One thing is certain; searching for a paper document can slow down service for the consumer, and is where document imaging comes in handy.
In a computer, each consumer is assigned a number, and that number is likewise associated with the lab results and pharmacy orders or other document when scanned into the computer’s secure database.
If a consumer comes to a professional with a referral from another facility, or an existing consumer returns with a discharge summary after a stay in the hospital, the associated documentation can be electronically attached to the consumer’s record number, with a link or command button available in the consumer record that pops the lab results or list of currently filled medications to the screen.

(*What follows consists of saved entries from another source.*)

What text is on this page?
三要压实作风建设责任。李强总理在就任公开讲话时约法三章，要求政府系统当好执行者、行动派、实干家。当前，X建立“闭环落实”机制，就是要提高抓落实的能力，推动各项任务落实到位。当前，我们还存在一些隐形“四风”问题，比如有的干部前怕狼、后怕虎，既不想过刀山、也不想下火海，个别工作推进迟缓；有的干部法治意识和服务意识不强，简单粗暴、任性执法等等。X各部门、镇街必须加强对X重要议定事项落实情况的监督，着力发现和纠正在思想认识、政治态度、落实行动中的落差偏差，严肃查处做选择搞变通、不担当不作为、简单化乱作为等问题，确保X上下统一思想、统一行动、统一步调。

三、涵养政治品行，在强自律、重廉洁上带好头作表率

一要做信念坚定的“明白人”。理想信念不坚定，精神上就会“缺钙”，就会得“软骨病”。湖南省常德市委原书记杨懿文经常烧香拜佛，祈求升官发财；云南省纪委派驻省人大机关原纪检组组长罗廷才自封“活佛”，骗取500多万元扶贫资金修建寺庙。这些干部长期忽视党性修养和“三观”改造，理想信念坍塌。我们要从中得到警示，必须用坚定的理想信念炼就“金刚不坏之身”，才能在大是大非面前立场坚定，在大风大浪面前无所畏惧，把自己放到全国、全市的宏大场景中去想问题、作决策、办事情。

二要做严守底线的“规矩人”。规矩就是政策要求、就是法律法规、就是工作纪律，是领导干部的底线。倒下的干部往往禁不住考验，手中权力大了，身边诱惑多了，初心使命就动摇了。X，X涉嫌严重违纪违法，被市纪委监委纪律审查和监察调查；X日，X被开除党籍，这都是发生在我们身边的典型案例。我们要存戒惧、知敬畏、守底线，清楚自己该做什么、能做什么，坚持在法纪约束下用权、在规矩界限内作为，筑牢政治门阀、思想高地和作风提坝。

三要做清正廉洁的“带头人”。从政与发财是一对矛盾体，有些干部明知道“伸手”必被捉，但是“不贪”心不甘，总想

My last post discussed how Health Information Exchanges (HIEs), which eliminate the need for a provider to scan and attach these types of data to the consumer’s record by making them available electronically:
- Current demographics
- Diagnosis treated
- Services rendered
- Medications prescribed
- Admission and Discharge summaries
Whether or not professionals and the organizations they work for will profit from interfaces or HIEs to electronically share data, or be better able to justify a document imaging system, either as an added stand-alone system or one that’s built into their (EHR), is a decision that needs to be made with the consumer’s treatment experience in mind. It’s never a bad idea to chat with a consultant when it comes to determining the better value of multiple technological choices.